Deutsche Bank has unexpectedly stepped into the role of Nostradamus for global finance. The bank predicts that Bitcoin could find its place in central bank reserves alongside gold by 2030. This prediction is based on a sober analysis of volatility, liquidity, strategic value, and trust.
The study’s conclusion strikes a diplomatic note: Bitcoin is not a replacement for gold but a complement. In other words, if gold is the classic suit in the wardrobe, Bitcoin is the luxury accessory that was once dismissed as frivolous but is now the object of envy.
Demand is fueled by the deficit. Of the maximum 21 million coins, around 19.92 million are already in circulation, and the remaining 5% is set to be mined over the next 115 years. While this leaves plenty of time, the very notion of “digital gold with a timer” is attracting not only funds but also governments. As always, history rhymes. Gold was once also viewed with skepticism before ending up locked away in guarded vaults.
Institutional adoption is already reshaping the market. Even as Bitcoin’s price surged to a record high of $124,500 in August, its thirty-day volatility fell to historic lows.
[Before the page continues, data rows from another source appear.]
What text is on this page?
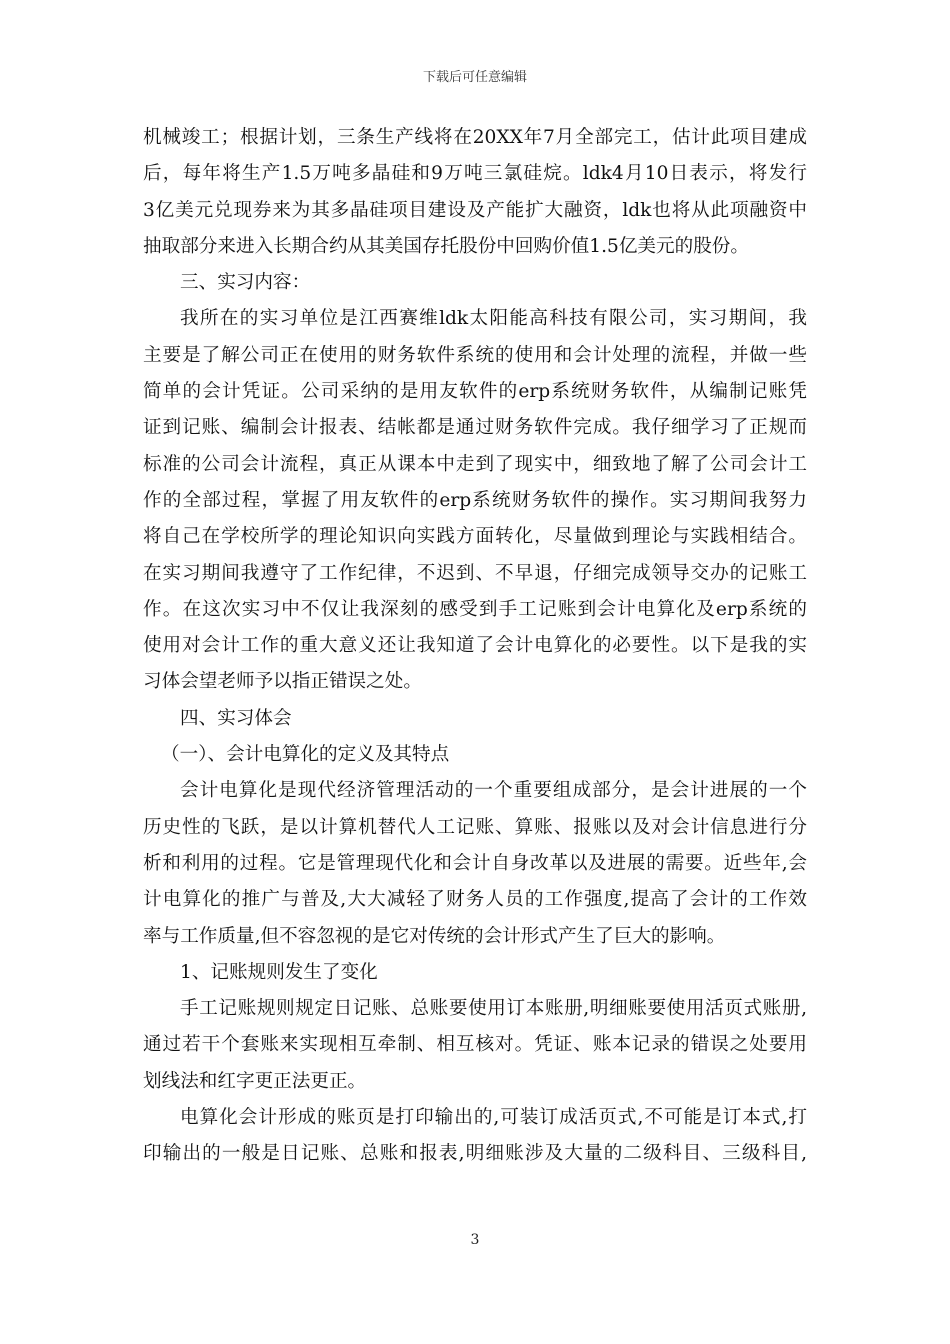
下载后可任意编辑
机械竣工；根据计划，三条生产线将在20XX年7月全部完工，估计此项目建成
后，每年将生产1.5万吨多晶硅和9万吨三氯硅烷。ldk4月10日表示，将发行
3亿美元兑现券来为其多晶硅项目建设及产能扩大融资，ldk也将从此项融资中
抽取部分来进入长期合约从其美国存托股份中回购价值1.5亿美元的股份。
三、实习内容：
我所在的实习单位是江西赛维ldk太阳能高科技有限公司，实习期间，我
主要是了解公司正在使用的财务软件系统的使用和会计处理的流程，并做一些
简单的会计凭证。公司采纳的是用友软件的erp系统财务软件，从编制记账凭
证到记账、编制会计报表、结帐都是通过财务软件完成。我仔细学习了正规而
标准的公司会计流程，真正从课本中走到了现实中，细致地了解了公司会计工
作的全部过程，掌握了用友软件的erp系统财务软件的操作。实习期间我努力
将自己在学校所学的理论知识向实践方面转化，尽量做到理论与实践相结合。
在实习期间我遵守了工作纪律，不迟到、不早退，仔细完成领导交办的记账工
作。在这次实习中不仅让我深刻的感受到手工记账到会计电算化及erp系统的
使用对会计工作的重大意义还让我知道了会计电算化的必要性。以下是我的实
习体会望老师予以指正错误之处。
四、实习体会
（一）、会计电算化的定义及其特点
会计电算化是现代经济管理活动的一个重要组成部分，是会计进展的一个
历史性的飞跃，是以计算机替代人工记账、算账、报账以及对会计信息进行分
析和利用的过程。它是管理现代化和会计自身改革以及进展的需要。近些年,会
计电算化的推广与普及,大大减轻了财务人员的工作强度,提高了会计的工作效
率与工作质量,但不容忽视的是它对传统的会计形式产生了巨大的影响。
1、记账规则发生了变化
手工记账规则规定日记账、总账要使用订本账册,明细账要使用活页式账册,
通过若干个套账来实现相互牵制、相互核对。凭证、账本记录的错误之处要用
划线法和红字更正法更正。
电算化会计形成的账页是打印输出的,可装订成活页式,不可能是订本式,打
印输出的一般是日记账、总账和报表,明细账涉及大量的二级科目、三级科目,
3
Bitcoin is shedding its reputation as a toy for speculators and evolving into a serious financial instrument.
Deutsche Bank is candid in its assessment that neither Bitcoin nor gold is poised to dethrone the dollar as the world’s reserve currency. They act as hedges against inflationary shocks and geopolitical turmoil, providing protection when investors seek security rather than luxury.
The icing on the cake is that the bank is preparing to offer corporate clients custody services for digital assets. To this end, it has teamed up with Bitpanda and Switzerland-based Taurus.